Mark Blyth
Political Economist
Mark Blyth is a faculty fellow at the Watson Institute for International Studies, professor of international political economy in Brown's Political Science Department, and director of the University’s undergraduate programs in development studies and international relations.
He is the author of Great Transformations: Economic Ideas and Institutional Change in the Twentieth Century (Cambridge: Cambridge University Press, 2002); editor of The Routledge Handbook of International Political Economy: IPE as a Global Conversation (New York: Routledge Press, 2009), which surveys different schools of IPE around the globe; and co-editor of a volume on constructivist theory and political economy titled Constructing the International Economy (Cornell University Press, April 2010). He is working on a new book that questions the political and economic sustainability of liberal democracies, called The End of the Liberal World? His latest book, Austerity: The History of a Dangerous Idea, investigates the return to prominence of the idea of a financial orthodoxy following the global financial crisis, and is published by Oxford University Press.

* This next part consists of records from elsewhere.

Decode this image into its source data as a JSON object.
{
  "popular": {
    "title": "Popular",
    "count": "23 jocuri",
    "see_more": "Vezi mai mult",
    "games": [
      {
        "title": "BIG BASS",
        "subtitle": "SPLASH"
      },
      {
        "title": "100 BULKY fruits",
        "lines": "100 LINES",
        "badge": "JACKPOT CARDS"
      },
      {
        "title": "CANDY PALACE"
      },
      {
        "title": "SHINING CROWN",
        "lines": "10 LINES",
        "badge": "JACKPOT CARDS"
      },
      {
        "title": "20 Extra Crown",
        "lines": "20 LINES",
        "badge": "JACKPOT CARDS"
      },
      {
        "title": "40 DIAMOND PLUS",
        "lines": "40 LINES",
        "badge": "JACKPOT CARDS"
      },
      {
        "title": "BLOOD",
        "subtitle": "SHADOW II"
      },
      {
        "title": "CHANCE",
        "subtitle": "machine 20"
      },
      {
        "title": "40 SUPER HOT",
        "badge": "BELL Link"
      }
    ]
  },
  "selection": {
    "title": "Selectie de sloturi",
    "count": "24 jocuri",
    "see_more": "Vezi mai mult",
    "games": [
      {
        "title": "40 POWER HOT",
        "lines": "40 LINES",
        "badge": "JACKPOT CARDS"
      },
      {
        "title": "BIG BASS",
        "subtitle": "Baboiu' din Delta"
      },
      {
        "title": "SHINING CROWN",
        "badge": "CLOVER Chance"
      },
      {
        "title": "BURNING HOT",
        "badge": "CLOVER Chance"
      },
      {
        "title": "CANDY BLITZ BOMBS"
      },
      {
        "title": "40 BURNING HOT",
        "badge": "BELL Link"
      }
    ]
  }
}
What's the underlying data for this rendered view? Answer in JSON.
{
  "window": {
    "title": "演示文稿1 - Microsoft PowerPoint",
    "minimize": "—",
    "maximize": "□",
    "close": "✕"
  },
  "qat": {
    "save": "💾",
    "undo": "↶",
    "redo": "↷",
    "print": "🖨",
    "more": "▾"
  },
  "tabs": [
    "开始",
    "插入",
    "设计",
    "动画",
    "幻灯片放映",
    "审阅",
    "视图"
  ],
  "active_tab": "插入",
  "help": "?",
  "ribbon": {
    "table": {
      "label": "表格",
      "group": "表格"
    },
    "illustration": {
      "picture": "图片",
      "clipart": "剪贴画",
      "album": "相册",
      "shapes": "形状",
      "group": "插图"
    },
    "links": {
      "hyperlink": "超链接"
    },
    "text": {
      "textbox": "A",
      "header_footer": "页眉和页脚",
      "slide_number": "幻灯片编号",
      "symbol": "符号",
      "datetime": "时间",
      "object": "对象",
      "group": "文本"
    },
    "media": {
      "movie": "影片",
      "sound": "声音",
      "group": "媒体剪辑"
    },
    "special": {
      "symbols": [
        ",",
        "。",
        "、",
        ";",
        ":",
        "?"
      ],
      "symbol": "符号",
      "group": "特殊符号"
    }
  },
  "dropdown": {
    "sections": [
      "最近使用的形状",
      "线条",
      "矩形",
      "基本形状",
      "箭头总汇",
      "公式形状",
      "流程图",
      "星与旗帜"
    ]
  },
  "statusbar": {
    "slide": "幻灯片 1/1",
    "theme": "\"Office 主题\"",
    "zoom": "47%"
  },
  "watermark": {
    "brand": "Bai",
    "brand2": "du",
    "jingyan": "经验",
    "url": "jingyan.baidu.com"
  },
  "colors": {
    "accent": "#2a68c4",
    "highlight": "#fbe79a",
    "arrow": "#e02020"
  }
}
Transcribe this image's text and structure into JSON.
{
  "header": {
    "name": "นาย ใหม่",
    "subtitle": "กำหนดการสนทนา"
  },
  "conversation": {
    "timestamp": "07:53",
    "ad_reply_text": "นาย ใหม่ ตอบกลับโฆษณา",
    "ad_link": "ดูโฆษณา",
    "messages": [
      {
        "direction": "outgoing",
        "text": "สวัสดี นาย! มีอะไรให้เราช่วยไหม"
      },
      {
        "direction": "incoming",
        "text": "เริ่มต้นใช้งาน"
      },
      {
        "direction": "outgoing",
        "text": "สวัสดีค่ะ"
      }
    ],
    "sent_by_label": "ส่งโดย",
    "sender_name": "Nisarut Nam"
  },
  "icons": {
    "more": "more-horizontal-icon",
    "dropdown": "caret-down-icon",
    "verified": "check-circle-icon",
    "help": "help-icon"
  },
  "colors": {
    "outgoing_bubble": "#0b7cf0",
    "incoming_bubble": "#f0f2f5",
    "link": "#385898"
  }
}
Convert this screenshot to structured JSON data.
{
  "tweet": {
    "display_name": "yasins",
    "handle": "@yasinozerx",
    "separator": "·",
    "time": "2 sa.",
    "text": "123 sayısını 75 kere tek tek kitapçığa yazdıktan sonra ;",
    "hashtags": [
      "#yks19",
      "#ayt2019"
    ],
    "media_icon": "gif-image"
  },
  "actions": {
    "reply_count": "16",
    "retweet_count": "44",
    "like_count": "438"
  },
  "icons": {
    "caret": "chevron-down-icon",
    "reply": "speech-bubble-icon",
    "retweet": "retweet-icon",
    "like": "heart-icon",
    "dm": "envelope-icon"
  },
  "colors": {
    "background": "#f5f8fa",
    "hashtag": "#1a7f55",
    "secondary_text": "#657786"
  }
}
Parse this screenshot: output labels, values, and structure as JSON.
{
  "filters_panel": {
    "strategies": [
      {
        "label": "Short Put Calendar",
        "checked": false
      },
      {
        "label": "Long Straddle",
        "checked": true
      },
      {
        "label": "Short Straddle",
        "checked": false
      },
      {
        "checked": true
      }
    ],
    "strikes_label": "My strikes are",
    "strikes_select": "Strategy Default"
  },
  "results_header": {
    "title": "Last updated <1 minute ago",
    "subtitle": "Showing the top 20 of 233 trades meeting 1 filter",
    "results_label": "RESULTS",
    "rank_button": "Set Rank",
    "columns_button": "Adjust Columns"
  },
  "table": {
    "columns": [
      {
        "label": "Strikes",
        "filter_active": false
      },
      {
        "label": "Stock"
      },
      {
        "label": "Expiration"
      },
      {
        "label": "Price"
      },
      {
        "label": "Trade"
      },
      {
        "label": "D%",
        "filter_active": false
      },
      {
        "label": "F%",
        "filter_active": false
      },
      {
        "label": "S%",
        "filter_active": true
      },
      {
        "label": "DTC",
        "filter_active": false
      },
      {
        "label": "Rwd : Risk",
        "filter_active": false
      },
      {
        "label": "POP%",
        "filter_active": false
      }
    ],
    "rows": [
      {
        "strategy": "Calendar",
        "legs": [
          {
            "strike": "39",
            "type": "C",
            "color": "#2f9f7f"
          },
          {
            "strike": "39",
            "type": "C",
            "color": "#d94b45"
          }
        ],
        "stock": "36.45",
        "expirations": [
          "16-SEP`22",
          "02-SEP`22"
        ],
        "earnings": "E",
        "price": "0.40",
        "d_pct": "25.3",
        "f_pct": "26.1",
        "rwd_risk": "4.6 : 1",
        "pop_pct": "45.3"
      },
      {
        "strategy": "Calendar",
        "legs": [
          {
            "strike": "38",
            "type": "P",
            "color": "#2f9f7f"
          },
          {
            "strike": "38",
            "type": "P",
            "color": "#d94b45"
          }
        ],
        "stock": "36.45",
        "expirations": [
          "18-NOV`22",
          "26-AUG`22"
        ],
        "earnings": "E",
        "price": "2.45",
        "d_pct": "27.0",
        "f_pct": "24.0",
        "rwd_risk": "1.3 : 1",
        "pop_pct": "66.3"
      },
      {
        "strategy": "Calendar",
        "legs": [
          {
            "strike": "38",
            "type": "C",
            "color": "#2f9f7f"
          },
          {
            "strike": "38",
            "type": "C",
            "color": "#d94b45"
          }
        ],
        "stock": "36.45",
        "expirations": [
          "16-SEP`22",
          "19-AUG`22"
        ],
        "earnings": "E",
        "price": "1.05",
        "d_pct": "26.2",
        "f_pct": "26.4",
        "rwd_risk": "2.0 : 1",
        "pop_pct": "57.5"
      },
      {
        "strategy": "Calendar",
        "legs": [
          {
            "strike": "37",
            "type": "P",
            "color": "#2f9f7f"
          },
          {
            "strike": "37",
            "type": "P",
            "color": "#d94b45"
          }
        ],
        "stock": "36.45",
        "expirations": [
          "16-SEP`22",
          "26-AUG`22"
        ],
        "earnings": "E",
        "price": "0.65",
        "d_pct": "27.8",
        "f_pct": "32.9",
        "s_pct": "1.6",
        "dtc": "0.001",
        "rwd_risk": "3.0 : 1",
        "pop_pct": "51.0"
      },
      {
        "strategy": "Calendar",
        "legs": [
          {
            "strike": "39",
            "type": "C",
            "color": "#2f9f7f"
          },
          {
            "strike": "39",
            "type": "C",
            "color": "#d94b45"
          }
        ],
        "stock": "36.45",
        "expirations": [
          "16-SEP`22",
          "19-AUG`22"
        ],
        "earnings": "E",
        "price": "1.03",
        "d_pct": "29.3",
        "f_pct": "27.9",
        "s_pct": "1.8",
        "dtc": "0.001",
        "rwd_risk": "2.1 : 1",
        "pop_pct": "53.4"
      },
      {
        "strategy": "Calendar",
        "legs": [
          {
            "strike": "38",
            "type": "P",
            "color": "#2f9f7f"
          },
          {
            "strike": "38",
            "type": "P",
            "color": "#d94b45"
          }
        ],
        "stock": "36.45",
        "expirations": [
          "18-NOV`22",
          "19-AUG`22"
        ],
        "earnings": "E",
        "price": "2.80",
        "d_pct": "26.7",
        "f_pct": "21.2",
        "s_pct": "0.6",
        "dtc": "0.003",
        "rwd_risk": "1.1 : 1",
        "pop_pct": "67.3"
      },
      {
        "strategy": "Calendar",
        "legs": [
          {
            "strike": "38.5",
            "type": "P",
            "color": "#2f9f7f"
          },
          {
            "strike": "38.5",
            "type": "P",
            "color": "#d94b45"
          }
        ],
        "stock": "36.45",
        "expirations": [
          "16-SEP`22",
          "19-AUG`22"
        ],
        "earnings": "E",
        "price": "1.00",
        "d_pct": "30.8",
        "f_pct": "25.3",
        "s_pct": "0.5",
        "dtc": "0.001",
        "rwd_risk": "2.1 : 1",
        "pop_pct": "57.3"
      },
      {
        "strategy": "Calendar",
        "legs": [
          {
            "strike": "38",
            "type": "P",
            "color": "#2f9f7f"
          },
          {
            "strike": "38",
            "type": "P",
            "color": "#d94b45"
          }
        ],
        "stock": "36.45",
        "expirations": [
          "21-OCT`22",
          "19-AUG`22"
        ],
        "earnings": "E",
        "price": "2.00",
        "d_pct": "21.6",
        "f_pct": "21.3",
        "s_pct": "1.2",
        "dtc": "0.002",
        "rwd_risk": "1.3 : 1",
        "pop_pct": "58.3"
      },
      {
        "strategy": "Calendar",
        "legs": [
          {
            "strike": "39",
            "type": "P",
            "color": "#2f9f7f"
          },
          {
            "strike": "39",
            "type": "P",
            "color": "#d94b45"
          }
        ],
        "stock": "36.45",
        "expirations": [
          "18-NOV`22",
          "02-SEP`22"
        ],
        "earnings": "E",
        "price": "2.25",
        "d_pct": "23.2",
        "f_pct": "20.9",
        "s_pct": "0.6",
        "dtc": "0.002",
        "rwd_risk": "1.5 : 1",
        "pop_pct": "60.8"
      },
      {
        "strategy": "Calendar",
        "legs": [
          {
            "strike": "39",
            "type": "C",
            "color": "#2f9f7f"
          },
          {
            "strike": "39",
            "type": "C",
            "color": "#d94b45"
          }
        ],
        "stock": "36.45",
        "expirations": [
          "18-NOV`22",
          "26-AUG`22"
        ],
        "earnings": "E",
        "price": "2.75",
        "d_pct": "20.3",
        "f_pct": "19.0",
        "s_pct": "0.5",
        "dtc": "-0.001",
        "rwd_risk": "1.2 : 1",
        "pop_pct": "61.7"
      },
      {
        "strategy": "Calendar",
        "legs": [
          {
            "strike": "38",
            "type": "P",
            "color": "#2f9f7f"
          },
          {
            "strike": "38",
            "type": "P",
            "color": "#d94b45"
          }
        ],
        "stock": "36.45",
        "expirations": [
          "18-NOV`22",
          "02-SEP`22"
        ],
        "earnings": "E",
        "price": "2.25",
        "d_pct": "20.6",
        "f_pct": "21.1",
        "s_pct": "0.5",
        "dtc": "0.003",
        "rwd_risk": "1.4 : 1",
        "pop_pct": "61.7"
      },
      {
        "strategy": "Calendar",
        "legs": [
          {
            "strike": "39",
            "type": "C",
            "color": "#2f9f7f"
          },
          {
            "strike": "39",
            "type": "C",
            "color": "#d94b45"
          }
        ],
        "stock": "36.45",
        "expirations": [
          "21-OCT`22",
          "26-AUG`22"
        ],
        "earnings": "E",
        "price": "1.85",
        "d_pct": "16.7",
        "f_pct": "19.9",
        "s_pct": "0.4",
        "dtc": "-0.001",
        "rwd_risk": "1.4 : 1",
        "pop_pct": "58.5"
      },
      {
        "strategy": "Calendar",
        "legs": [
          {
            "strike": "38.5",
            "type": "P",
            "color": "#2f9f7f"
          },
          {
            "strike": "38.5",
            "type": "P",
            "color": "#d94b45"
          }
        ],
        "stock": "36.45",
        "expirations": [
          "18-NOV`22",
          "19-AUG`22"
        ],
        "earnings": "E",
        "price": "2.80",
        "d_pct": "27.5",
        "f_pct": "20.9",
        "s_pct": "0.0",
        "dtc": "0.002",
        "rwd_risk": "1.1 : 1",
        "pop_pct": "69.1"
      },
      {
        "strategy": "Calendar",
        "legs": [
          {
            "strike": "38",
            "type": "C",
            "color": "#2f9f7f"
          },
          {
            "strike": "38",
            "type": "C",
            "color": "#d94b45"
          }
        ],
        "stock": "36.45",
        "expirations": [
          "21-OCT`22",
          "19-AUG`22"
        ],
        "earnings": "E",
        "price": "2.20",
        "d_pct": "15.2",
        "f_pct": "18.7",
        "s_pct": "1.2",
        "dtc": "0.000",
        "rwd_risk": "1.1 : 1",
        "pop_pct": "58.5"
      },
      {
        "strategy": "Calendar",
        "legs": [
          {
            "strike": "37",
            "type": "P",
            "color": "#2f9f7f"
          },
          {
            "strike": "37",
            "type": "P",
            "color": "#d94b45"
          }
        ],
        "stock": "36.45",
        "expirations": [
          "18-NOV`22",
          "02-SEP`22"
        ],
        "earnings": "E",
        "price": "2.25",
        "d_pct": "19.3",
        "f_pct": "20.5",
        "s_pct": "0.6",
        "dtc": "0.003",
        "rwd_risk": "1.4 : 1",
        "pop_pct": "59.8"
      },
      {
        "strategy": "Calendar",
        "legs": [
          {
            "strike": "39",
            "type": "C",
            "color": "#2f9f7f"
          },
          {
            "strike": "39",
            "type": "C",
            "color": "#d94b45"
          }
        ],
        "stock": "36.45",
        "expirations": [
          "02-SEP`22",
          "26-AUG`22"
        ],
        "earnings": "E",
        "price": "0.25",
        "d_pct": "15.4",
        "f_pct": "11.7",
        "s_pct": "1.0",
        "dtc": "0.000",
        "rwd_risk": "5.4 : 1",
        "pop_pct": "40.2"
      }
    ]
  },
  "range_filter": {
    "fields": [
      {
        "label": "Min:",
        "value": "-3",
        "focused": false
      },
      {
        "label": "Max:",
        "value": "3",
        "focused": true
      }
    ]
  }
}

Blyth is a member of the Warwick Commission on International Financial Reform.
He is a member of the editorial board of the Review of International Political Economy, and his articles have appeared in journals such as the American Political Science Review, Perspectives on Politics, Comparative Politics, and World Politics.
He has a PhD in political science from Columbia University and taught at Johns Hopkins University from 1997 to 2009.